Ecriture sensorielle

Il existe un pays, un lieu magique, un lieu de lumière.

Parfois, quand le soleil est au zénith, l’ombre disparaît pour toujours, tu en es persuadé.  Lui seul, en maître absolu, te caresse et la peau te brûle et c’est délicieux, tu deviens pain doré.

Un endroit dans lequel le temps s’arrête.

D’abord la montagne là, juste devant. La ligne d’horizon. Une couverture de végétation rase, rouge presque lorsqu’elle n’est pas encore brûlée et le soleil qui naît. Premier jour du monde.  

Et l’eau qui t’appelle. Tu la vois. Ton regard ne peut s’en détacher.

La mer, sa couleur à elle, émeraude incomparable. Resplendissant trésor. Elle t’attire tant : ton corps n’a de cesse que de s’y plonger, de s’envelopper de sa fraîcheur, caresse, éteindre le feu. Tout ton être n’aspire qu’à s’unir à elle.

La regarder te rafraîchit, la contempler te transforme. Tu deviens sirène, c’est certain, tant elle t’appelle, tu deviens marin, tu deviens poisson.

Mais il n’y a pas qu’elle.

Tu es ébloui par les couleurs, roses, rouges, bleus, violets des grappes fleuries de bougainvilliers qui tentent en vain de s’échapper des jardins clos. Et tu es conquis, hypnotisé par ces couleurs- là, si intenses que ton indifférence a fui ; elles explosent sans nuance et t’éclaboussent …le bleu, les fleurs de lauriers, les murs blancs qui aveuglent. Regarde le sol, rien que lui. Il est gris bleuté, ou blanc de chaux, quelques brins d’herbe, des fleurs encore, des fleurs et tes yeux ne savent plus sur quoi se poser.

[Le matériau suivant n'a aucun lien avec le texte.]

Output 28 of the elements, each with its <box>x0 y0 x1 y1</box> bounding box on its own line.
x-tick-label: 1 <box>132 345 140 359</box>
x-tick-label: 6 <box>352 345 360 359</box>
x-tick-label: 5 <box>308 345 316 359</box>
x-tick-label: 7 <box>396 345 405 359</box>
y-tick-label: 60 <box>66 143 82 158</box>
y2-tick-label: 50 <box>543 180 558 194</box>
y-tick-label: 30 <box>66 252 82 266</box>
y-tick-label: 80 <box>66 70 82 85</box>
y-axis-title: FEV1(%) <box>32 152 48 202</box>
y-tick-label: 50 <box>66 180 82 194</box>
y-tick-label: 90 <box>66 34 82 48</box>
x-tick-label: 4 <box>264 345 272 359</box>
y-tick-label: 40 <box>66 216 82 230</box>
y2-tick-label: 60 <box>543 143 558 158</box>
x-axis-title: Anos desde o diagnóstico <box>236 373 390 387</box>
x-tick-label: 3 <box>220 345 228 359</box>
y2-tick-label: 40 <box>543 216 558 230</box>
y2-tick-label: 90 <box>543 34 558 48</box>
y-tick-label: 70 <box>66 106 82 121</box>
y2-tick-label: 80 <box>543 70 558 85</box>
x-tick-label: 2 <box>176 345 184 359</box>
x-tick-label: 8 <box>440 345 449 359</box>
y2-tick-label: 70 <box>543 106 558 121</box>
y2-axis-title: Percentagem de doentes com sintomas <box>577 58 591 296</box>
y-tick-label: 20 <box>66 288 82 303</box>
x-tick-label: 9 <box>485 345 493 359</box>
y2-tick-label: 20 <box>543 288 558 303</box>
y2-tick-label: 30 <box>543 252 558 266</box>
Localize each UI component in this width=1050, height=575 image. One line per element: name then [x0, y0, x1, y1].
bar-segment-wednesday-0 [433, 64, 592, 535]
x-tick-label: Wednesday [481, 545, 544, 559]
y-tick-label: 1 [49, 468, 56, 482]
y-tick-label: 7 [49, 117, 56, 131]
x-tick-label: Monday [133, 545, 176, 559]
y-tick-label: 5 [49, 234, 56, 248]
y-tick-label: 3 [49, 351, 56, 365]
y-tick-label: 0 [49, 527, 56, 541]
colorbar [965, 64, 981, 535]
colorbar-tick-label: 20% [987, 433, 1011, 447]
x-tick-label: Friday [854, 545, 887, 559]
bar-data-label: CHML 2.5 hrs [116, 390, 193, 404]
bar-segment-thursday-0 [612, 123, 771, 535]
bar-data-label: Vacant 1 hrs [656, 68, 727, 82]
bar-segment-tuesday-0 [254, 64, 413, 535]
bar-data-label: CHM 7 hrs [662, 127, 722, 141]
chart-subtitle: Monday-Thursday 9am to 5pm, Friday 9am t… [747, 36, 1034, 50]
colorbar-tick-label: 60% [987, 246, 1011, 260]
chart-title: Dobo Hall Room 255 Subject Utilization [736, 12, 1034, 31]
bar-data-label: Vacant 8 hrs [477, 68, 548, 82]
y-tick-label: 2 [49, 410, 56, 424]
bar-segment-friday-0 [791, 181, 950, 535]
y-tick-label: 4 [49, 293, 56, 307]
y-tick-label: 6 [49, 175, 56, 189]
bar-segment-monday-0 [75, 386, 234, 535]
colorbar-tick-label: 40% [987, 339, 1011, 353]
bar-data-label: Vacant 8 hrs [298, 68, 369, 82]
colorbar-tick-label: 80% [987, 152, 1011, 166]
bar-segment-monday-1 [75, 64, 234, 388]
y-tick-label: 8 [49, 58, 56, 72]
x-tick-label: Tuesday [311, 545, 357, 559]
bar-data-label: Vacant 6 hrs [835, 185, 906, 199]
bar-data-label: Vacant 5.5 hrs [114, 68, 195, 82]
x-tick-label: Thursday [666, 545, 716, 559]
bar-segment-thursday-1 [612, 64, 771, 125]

 Ton regard danse jusqu’à l’évanouissement de plaisir.

 Ferme les paupières, elles sont là encore, les couleurs, qui illuminent tes rêves et tes souvenirs. Trop parfois, trop de beauté, tu aspires à la nuit et tu attends résolument l’instant où la palette à nouveau colorera la vie du jour suivant. Tu deviens peintre, tu deviens musicien.

Les ruelles fraîches, les figuiers et leur odeur à eux, addictive, les bateaux de pêche qui dansent, la plage noire et le soleil et l’ombre qui jouent sur les places publiques et le vent, parfois.

Tu te laisses porter, tout est caresse qui te calme, t’apaise. 
 Tu souris, c’est plus fort que toi.  

Tu deviens ici lumière et couleur toi de même. Tu te métamorphoses et changes de nature.

Juste tu es.

Peut-être un nourrisson qui découvre sans connaître, qui vit sans savoir, qui rêve sans mots.

Peut-être redeviens tu ce nouveau- né, retrouves-tu, au profond, des sensations oubliées, archaïques et nourricières.

Peut-être.

Dans ce pays tu croiseras des gens.  Leurs visages ouverts, leurs regards francs…Silencieux et souriants. Juste sans les mots. Juste là. Juste présents.

Tu t’y plairas, la question ne se pose même pas. Quoi que tu aimes, tu t’y plairas.   Qui que tu sois, tu t’y plairas.

Tu déambules, tu ne peux pas faire autrement, parce que tes pieds t’entraînent, parce que ton corps tout entier te mène devant , là, deux pas plus loin .

 Tu veux sentir encore, ressentir encore, voir, explorer, goûter encore ce qui s’offre ici, parce que c’est juste bon.               

Encore, encore.

Ce n’est plus toi qui es là, ce toi-là est resté quelque part entre deux mondes. Ton avion minuscule a atterri sur une autre planète d’où tous tes repères sont absents. Le temps s’est arrêté et chaque instant a un goût d’éternité.